A
Vida Espiritual explicada e comentada
Adolph
Tanquered
§ I. O orgulho em si mesmo
820. O orgulho é um desvio daquele sentimento legítimo que nos leva a
estimar o que há de bom em nós, e a procurar a estima dos outros na medida em
que ela é útil às boas relações que devemos manter com eles. Não há dúvida que
podemos e devemos estimar o que Deus pôs em nós de bom, reconhecendo que Ele é
o primeiro princípio e o último fim de tudo: é um sentimento que honra a Deus e
nos leva a respeitar-nos a nós mesmos. Pode-se, outrossim, desejar que os
outros vejam esse bem, que o apreciem e dêem por ele glória a Deus, do mesmo
modo que devemos reconhecer e estimar as qualidades do próximo: esta mútua
estima não faz senão favorecer as boas relações que existem entre os homens.

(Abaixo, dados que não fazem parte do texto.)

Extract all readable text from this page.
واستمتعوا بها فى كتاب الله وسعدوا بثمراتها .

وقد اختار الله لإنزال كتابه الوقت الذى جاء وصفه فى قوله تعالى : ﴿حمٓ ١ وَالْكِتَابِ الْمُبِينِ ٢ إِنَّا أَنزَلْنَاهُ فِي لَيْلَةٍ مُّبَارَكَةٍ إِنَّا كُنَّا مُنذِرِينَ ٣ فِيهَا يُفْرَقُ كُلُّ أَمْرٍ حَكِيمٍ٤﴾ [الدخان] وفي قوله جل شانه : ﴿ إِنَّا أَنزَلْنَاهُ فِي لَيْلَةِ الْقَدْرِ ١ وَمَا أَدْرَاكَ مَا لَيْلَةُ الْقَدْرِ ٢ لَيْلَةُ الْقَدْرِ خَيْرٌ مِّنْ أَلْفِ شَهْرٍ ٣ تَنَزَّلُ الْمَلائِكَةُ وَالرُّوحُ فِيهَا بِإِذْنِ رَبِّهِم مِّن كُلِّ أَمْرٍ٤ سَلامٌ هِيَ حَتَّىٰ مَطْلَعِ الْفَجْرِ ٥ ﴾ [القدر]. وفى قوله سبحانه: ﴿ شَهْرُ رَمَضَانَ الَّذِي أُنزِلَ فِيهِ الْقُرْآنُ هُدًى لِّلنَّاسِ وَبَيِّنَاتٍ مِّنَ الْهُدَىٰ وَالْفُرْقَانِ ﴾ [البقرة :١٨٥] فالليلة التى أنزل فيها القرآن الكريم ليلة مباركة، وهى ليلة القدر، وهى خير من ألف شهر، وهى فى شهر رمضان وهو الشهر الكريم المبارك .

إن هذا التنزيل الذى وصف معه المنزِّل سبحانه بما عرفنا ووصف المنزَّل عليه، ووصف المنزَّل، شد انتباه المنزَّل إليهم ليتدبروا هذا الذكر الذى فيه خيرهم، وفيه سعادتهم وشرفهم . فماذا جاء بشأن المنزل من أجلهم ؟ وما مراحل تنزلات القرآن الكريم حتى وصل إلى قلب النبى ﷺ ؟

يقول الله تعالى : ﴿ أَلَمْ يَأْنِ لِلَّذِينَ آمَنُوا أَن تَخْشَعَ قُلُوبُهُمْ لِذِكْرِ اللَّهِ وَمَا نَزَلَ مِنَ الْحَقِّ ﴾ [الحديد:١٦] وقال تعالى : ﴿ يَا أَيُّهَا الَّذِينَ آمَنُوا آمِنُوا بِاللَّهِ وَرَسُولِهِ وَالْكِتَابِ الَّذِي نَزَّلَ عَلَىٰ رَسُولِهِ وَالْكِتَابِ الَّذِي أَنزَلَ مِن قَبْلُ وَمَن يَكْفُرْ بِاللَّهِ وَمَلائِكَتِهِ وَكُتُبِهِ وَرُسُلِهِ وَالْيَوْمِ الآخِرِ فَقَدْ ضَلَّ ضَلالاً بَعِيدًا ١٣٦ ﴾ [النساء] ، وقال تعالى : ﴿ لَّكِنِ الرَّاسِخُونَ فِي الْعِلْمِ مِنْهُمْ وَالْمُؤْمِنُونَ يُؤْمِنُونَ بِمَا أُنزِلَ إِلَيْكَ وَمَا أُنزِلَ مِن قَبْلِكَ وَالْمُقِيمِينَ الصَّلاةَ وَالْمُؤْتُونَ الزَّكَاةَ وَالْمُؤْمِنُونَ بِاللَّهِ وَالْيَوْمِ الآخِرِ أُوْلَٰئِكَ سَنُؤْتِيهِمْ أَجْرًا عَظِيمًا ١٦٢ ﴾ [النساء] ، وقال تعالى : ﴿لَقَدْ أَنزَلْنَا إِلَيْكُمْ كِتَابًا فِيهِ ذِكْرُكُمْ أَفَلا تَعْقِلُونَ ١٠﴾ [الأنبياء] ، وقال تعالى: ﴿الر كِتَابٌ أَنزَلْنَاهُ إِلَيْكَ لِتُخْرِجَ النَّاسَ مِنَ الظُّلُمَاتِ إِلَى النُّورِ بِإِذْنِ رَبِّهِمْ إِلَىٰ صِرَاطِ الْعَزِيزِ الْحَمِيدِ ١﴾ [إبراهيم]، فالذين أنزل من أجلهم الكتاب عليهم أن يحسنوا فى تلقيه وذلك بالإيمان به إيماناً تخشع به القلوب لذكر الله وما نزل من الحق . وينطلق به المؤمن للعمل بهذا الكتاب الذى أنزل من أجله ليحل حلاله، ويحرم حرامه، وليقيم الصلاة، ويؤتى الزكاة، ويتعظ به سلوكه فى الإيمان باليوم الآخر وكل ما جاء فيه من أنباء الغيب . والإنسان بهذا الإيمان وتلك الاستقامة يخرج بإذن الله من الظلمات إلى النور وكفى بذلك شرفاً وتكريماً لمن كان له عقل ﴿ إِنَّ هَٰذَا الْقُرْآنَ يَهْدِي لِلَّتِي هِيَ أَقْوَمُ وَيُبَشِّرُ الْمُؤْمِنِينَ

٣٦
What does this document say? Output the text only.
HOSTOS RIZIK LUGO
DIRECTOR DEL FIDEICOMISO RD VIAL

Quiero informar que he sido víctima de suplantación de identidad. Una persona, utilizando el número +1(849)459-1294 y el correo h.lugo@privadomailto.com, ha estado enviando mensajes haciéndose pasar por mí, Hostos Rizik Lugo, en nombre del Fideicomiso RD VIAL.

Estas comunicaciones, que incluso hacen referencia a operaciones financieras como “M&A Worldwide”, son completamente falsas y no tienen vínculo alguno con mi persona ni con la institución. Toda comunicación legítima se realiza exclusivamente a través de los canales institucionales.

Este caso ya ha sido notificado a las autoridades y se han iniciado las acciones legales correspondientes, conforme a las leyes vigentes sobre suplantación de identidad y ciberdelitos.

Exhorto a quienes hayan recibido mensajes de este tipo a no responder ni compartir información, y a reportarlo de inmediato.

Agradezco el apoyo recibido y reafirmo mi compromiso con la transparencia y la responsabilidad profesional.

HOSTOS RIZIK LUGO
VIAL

Mas
pode haver desvio ou excesso nestas duas tendências. Por vezes esquece o homem
que Deus é autor desses dons, e atribui-os a si mesmo: o que é evidentemente
desordem, porque é negar, ao menos implicitamente, que Deus é o nosso primeiro
princípio. Assim mesmo, pode alguém ser tentado a operar para si próprio, ou
para ganhar a estima dos outros, em lugar de trabalhar para Deus e de lhe
referir toda a honra do que faz: é também desordem, porque é negar,
implicitamente ao menos, que Deus é o nosso último fim. Tal é a dupla desordem
que se encontra neste vício.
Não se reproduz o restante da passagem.